We first discovered this quirk of parenting after seeing an Instagram post about about the Arizona-Sonora Desert Museum’s baby bark scorpions (Centriroides exilicauda) on our favourite baby animal Instagram account – ZooBorns.
But after looking deeper, we soon discovered that when scorpions decide to mate, it’s not just the back full of babies you have to worry about. The entire process is fascinating, if equally horrifying.
First, the male and female scorpion grab each other with their pincers, and ‘dance’ – a process which allows the female to test the strength of the male, and the male to lead his partner around to find a suitable spot to leave his sperm packet for her to take.
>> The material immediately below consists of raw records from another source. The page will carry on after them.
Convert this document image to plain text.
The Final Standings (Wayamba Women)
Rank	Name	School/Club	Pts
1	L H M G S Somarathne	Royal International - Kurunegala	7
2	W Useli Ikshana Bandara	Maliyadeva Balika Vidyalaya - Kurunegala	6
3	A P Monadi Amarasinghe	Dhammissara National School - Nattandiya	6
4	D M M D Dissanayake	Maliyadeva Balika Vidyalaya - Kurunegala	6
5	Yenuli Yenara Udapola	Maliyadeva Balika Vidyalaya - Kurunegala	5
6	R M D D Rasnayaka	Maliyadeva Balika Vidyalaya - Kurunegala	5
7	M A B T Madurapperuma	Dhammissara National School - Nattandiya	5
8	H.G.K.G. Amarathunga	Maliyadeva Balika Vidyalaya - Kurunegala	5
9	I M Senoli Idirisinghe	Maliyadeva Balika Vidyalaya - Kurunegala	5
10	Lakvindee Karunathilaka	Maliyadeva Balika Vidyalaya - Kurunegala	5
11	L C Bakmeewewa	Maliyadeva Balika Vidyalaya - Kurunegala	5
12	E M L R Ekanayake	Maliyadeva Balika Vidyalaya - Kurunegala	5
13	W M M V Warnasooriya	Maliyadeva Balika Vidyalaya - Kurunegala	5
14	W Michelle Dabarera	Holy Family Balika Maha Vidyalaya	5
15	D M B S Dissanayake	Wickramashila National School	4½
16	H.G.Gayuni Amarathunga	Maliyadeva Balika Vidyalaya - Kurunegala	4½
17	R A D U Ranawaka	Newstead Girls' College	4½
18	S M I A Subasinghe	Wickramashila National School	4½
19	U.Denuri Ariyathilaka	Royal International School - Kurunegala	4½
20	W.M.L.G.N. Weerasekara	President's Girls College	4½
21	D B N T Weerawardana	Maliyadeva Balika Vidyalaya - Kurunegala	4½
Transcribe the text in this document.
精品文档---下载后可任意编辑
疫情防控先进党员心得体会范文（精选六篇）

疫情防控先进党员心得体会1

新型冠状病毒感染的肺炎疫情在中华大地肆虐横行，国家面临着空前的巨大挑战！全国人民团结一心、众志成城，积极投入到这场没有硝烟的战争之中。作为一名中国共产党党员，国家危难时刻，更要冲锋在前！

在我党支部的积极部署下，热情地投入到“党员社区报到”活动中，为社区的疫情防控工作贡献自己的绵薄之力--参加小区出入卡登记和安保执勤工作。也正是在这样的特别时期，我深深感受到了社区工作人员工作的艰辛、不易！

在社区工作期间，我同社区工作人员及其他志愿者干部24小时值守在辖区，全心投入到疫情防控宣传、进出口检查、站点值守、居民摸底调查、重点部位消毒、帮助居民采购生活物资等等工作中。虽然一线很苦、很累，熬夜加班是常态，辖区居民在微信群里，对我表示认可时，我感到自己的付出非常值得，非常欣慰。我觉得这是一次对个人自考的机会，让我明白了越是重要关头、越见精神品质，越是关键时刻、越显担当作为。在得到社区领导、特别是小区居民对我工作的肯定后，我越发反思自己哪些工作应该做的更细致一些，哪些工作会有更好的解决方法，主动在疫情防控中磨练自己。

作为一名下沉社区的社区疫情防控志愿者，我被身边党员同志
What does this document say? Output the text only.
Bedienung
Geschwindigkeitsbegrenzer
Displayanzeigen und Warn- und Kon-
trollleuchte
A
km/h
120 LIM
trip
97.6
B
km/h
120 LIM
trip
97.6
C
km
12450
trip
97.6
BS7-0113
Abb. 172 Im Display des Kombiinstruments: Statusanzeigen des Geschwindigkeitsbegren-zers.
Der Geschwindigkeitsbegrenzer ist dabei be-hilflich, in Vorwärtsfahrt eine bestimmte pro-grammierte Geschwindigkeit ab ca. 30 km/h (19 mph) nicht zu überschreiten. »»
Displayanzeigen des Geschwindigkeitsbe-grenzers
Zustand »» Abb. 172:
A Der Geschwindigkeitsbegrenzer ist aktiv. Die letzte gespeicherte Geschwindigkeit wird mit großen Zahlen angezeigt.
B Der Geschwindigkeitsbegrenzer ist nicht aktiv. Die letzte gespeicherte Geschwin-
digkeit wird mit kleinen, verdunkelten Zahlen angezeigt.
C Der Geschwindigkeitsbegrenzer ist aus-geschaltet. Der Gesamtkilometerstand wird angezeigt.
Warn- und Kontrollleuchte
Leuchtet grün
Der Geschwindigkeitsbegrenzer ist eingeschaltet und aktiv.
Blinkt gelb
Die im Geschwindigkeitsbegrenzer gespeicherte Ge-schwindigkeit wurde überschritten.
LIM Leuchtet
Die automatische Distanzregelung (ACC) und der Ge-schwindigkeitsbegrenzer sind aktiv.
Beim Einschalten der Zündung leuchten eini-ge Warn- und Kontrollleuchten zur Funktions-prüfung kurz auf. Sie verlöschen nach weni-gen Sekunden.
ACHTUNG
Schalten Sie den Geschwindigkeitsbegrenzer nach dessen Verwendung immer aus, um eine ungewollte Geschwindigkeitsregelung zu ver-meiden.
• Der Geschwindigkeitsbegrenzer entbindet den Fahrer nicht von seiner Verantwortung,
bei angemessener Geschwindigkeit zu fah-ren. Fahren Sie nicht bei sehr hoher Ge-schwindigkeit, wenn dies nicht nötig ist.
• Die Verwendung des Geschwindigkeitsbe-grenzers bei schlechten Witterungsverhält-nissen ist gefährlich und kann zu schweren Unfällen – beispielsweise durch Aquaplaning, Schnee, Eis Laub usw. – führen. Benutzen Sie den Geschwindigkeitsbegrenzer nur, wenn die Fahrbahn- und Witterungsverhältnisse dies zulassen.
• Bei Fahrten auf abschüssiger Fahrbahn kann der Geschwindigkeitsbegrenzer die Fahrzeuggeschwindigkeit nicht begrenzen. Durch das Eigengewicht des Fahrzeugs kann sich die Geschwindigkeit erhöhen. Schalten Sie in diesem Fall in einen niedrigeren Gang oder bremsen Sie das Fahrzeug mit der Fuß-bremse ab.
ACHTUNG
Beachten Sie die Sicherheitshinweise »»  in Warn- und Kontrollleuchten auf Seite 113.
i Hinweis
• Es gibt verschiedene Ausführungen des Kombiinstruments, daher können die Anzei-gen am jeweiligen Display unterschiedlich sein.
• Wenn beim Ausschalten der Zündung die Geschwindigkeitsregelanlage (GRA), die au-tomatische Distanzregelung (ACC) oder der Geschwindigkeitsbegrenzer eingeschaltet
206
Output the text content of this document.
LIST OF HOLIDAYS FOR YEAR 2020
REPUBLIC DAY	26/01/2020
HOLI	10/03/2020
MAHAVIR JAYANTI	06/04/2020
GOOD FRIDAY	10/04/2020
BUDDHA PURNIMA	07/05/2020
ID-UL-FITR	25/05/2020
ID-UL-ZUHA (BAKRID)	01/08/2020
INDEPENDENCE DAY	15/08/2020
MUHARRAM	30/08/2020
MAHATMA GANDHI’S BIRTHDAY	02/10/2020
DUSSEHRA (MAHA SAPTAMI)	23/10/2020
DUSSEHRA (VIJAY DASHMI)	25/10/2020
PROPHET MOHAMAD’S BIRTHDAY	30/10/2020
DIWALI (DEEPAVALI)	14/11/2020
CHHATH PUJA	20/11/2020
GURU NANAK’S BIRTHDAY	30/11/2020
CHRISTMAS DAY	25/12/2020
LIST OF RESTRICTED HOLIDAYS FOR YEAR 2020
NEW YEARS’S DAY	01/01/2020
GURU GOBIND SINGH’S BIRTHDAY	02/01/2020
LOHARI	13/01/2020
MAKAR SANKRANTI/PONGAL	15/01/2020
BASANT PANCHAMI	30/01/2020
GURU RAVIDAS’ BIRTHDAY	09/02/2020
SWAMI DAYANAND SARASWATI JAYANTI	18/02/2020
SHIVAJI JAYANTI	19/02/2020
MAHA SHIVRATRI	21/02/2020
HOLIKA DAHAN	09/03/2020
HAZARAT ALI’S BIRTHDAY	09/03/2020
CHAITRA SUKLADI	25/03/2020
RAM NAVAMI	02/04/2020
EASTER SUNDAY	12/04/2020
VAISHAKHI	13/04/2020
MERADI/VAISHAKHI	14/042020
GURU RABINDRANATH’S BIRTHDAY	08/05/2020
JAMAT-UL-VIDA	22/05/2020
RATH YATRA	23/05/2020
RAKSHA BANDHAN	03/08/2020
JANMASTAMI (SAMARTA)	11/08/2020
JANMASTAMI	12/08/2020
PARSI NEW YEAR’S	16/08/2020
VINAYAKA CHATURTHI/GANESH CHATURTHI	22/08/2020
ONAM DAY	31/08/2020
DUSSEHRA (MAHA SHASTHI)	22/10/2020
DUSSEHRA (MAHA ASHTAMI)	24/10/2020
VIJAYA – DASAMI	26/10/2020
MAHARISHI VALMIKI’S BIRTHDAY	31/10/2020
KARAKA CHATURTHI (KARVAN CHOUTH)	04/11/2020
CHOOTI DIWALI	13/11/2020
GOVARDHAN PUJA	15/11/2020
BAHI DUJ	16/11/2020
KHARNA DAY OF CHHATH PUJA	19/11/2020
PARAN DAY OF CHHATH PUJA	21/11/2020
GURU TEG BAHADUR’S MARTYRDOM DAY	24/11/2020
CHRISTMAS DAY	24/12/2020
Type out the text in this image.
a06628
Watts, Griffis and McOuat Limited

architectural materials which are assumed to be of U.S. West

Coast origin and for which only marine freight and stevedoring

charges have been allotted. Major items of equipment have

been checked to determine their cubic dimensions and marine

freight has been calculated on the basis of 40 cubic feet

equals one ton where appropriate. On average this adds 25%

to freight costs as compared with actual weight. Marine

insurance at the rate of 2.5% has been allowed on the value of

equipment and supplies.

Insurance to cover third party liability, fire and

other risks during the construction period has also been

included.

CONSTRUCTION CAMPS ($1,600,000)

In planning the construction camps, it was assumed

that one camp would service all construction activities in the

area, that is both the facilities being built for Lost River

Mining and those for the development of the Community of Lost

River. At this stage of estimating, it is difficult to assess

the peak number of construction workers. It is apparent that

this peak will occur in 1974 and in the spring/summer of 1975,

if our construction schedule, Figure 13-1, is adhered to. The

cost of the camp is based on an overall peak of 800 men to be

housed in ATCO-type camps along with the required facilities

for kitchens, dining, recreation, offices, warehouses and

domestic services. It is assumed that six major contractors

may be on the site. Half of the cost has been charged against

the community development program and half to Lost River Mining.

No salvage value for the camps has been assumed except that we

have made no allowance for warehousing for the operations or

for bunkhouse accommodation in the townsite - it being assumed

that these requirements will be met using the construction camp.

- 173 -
After a couple of minutes when all of this is done, the dance ends, and they head their separate ways… unless the female decides to eat the male (which actually happens less than we’ve been led to believe).
Another fun fact: Apparently some species of scorpions don’t always need to bother with mating to produce babies. If things are looking a bit dire, they can instead undergo parthenogenesis – an asexual form of reproduction where the egg becomes an embryo without any sperm required.
Depending on the species, scorpion mothers have to endure up to 18 months of pregnancy before their little ones are born. Scorpions require relatively long pregnancies because unlike most arachnids, scorpions birth their young live, instead of in eggs.
This is where the babies come in. When they’re born, their exoskeletons are still very soft, so they’d make an easy meal for predators. To avoid this fate, the newly born scorplings will climb up their mum’s legs and pincers to the safety of her back, staying there for up to a few weeks until their first moult and their exoskeletons harden.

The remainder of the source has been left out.